Zimbabweans are set to pay more for everyday digital services after banks quietly adjusted charges on international online transactions, a move that reflects the Government’s latest push to tax offshore digital platforms. From streaming and AI tools to satellite internet and ride-hailing apps, the cost of staying connected to the global digital economy is about to rise.
Bank alerts sent to customers indicate that, starting 5 January 2026, fees on Visa international POS and e-commerce transactions will increase from 1 percent to 2.2 percent per transaction. The change also introduces additional charges on failed or declined payments, meaning users may now incur costs even when transactions do not go through. For consumers who rely on services such as ChatGPT, Netflix, Starlink, Grammarly, Spotify and various e-hailing platforms, the impact will be immediate and unavoidable.
The fee hike is closely linked to Treasury’s decision to introduce a 15 percent Digital Services Withholding Tax on payments made to offshore digital platforms, effective 1 January 2026. The tax targets foreign companies that earn revenue from Zimbabwean users without a physical presence in the country, a practice authorities say has long gone largely untaxed despite significant capital outflows.

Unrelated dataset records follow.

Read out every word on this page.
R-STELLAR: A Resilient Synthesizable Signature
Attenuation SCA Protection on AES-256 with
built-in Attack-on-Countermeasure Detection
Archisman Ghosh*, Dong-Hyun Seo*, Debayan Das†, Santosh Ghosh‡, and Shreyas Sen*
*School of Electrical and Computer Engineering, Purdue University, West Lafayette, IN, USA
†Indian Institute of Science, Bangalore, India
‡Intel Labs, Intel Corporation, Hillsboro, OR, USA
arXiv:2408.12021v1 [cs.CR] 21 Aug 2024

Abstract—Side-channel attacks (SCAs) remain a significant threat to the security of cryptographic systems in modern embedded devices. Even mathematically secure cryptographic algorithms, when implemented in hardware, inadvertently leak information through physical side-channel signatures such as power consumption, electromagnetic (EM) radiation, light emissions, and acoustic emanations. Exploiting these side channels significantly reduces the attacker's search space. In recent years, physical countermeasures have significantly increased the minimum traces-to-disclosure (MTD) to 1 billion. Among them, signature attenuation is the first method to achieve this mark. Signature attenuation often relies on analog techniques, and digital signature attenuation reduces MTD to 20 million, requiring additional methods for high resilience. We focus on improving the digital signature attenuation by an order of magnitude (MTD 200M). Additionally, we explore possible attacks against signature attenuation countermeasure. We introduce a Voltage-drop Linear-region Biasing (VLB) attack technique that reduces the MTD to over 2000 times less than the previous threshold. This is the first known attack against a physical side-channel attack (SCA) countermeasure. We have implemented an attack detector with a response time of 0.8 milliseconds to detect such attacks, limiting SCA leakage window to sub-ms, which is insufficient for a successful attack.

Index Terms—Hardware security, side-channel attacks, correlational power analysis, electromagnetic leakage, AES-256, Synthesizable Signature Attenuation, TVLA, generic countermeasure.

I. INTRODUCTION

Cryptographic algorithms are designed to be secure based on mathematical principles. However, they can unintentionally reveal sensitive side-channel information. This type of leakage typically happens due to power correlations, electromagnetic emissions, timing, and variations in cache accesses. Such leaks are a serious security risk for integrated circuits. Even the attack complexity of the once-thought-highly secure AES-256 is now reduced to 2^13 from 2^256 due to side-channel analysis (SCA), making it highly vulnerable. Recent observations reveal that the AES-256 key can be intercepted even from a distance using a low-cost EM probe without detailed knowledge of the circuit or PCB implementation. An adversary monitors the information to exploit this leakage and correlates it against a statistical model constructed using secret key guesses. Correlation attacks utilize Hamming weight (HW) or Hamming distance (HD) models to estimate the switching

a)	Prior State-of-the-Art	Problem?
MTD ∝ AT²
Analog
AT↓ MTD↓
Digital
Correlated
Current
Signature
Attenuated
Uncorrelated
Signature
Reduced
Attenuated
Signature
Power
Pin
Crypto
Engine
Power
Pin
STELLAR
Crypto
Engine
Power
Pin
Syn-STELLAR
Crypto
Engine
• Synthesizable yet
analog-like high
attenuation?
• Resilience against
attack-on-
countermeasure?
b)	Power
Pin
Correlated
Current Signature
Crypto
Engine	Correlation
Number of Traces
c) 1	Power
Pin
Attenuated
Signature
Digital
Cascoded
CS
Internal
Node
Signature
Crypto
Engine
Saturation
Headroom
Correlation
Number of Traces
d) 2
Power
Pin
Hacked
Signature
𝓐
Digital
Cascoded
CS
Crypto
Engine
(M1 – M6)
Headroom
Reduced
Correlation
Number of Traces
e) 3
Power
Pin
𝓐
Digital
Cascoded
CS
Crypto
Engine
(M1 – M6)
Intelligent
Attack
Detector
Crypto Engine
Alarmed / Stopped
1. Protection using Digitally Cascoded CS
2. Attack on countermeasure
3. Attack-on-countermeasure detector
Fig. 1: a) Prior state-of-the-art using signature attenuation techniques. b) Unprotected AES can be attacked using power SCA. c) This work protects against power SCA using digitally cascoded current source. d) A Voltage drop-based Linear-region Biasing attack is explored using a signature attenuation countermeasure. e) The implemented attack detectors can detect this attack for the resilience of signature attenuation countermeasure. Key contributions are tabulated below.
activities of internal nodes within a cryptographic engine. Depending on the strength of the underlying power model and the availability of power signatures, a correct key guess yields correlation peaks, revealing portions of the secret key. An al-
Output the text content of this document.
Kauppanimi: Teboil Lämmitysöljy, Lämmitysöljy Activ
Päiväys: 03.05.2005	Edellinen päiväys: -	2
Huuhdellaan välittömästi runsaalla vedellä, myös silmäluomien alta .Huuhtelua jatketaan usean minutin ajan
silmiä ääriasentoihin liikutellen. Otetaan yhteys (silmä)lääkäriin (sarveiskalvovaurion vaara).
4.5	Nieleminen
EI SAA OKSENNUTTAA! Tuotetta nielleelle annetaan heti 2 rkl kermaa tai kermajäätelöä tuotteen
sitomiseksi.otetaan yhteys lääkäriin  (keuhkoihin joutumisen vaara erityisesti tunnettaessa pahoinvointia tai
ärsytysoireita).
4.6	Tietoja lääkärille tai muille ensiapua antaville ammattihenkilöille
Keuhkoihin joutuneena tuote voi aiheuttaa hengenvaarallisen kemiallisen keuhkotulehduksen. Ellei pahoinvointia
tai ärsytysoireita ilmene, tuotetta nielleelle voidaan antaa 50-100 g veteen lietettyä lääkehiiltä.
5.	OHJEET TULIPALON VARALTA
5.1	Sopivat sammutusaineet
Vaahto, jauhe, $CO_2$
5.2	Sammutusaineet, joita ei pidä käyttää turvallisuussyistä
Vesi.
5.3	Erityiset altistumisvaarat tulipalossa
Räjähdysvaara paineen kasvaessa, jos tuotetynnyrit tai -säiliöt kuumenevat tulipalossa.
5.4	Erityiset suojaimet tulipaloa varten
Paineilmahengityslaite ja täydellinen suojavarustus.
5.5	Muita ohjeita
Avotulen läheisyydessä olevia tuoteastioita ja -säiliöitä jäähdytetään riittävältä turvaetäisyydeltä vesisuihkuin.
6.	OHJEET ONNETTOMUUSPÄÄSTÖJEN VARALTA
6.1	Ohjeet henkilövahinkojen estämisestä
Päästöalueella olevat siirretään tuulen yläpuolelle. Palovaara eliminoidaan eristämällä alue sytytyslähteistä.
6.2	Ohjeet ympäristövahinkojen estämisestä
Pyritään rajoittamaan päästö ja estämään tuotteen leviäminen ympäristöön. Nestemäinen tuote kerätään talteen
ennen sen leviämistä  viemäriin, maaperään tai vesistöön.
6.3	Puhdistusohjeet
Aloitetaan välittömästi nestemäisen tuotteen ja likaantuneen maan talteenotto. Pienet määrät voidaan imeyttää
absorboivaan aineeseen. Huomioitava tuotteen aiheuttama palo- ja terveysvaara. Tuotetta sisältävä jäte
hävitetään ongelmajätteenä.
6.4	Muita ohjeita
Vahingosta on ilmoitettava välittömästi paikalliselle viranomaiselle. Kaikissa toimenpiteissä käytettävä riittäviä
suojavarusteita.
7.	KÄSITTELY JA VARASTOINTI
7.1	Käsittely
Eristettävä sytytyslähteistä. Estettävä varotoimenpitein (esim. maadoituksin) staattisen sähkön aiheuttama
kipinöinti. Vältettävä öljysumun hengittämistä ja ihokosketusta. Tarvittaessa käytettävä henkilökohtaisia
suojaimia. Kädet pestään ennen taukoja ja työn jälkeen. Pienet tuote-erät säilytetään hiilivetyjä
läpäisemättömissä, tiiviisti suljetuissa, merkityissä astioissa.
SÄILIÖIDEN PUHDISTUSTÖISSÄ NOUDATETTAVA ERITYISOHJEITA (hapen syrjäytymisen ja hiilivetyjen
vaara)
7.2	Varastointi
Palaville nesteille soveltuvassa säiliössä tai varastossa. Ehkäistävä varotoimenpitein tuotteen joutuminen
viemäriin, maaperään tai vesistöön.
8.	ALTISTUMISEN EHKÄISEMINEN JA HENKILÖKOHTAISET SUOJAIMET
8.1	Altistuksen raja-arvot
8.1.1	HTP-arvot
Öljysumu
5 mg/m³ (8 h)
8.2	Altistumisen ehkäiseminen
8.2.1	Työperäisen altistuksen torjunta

Most digital subscriptions and online services in Zimbabwe are paid for in foreign currency, with funds flowing directly outside the country. Government argues that this has given international platforms an unfair advantage over local businesses, while steadily eroding national revenue. By enforcing a withholding tax at the point of payment, authorities aim to close this gap and bring the digital economy into the tax net.
Under the new system, banks and mobile money platforms will automatically deduct the tax when users make payments to offshore services. While customers will not pay the tax as a separate line item, it will be embedded in higher transaction charges, a reality already reflected in recent bank notifications. In effect, the burden shifts directly to consumers through increased subscription and payment costs.
For ordinary users, the result is a more expensive digital lifestyle, with higher monthly subscriptions, costlier once-off online payments and penalties on failed transactions. For local media houses, online publishers and content creators, the situation highlights a deeper imbalance. While the State is moving swiftly to tax global digital giants, many local digital players continue to struggle to monetise their content and earn sustainable incomes within the same ecosystem.
As Zimbabwe tightens its grip on the digital economy, the policy signals a clear intention to assert fiscal control over cross-border digital trade. However, it also raises critical questions about affordability, access and the long-term impact on digital adoption in a market where online tools are increasingly essential for education, business and innovation.